Philadelphia Museum of Art (Philadelphia)
- The Philadelphia Museum of Art offers plentiful options to view art through their ongoing, online exhibitions. Additionally, the museum offers virtual lectures and talks.
- Explore virtual programs, at home learning resources, and Rosenbach’s Gallery Gateway for Digital Exhibitions all online.
The Google Art Project
- Google partnered with thousands of museums and galleries to curate and archive priceless pieces of art, as well as, providing online tours of the most popular art museums around the world.
The Met (New York City)
- Virtually explore The Met’s art and architecture through short videos, filmed using special spherical 360° technology. Additionally, The Met offers online lectures and performances.
NASA (Washington D.C.)
- NASA’s Langley Research center offers virtual tours and talks that will inspire any autodidact. Additionally, you can get a special peek into NASA Glenn Research Center’s facilities all from the safety of your own home.
The National Gallery of Art (Washington D.C.)
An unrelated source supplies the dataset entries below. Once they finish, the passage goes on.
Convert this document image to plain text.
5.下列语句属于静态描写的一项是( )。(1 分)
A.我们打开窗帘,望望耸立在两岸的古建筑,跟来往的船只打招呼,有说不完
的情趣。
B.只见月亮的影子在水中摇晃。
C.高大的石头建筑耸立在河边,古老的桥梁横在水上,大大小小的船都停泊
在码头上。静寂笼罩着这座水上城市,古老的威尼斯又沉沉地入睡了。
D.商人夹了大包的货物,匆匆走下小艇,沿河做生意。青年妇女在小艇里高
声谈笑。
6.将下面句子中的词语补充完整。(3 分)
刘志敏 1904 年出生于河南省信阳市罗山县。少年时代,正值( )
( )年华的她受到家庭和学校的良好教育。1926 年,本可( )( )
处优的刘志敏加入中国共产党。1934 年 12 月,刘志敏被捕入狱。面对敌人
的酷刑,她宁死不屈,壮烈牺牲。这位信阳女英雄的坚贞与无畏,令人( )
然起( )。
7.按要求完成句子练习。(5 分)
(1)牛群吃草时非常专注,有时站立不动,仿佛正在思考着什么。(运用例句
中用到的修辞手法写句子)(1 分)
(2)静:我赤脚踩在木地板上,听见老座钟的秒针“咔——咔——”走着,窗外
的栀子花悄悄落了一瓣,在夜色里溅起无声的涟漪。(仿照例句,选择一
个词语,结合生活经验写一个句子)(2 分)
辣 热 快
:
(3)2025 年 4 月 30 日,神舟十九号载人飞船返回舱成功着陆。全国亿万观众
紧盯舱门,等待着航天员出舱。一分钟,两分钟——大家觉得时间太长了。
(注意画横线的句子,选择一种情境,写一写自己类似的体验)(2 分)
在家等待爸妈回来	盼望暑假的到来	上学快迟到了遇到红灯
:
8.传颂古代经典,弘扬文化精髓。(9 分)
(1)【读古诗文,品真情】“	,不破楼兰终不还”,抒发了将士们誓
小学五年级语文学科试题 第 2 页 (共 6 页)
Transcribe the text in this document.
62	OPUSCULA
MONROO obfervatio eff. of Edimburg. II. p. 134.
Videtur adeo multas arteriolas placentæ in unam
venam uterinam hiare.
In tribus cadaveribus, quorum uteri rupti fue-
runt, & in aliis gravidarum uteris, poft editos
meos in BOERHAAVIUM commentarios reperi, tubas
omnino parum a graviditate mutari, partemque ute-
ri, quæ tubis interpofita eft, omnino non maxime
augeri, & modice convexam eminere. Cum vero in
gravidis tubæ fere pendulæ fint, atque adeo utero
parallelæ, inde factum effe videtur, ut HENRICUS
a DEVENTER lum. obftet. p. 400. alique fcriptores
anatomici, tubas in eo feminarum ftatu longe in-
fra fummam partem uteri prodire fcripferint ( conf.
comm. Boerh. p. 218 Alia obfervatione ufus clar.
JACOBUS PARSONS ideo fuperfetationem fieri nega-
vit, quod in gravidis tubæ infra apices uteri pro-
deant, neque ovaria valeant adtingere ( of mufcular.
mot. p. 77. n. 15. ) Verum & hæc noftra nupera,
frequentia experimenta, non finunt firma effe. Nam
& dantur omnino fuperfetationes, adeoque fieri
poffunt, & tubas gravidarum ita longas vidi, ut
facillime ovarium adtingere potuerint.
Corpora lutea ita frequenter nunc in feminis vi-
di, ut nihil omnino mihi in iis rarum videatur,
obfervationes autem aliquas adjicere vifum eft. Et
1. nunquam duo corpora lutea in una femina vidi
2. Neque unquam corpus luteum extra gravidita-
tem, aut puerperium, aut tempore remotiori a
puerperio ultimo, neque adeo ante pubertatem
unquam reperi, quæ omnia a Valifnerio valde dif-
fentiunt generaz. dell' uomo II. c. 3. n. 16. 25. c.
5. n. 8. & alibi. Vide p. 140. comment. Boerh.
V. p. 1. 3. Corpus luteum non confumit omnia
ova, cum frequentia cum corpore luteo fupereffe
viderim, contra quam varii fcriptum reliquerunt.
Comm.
- The National Gallery of art offers digital collections and online programs you can explore from home.
The Smithsonian (Washington D.C.)
- While the world’s largest museum complex is closed to the public, you can still learn from home. Explore a plethora of digital content and exhibitions for the Smithsonian’s 19 museums and galleries, as well as video and online events organized by historians, scientists, and museum curators.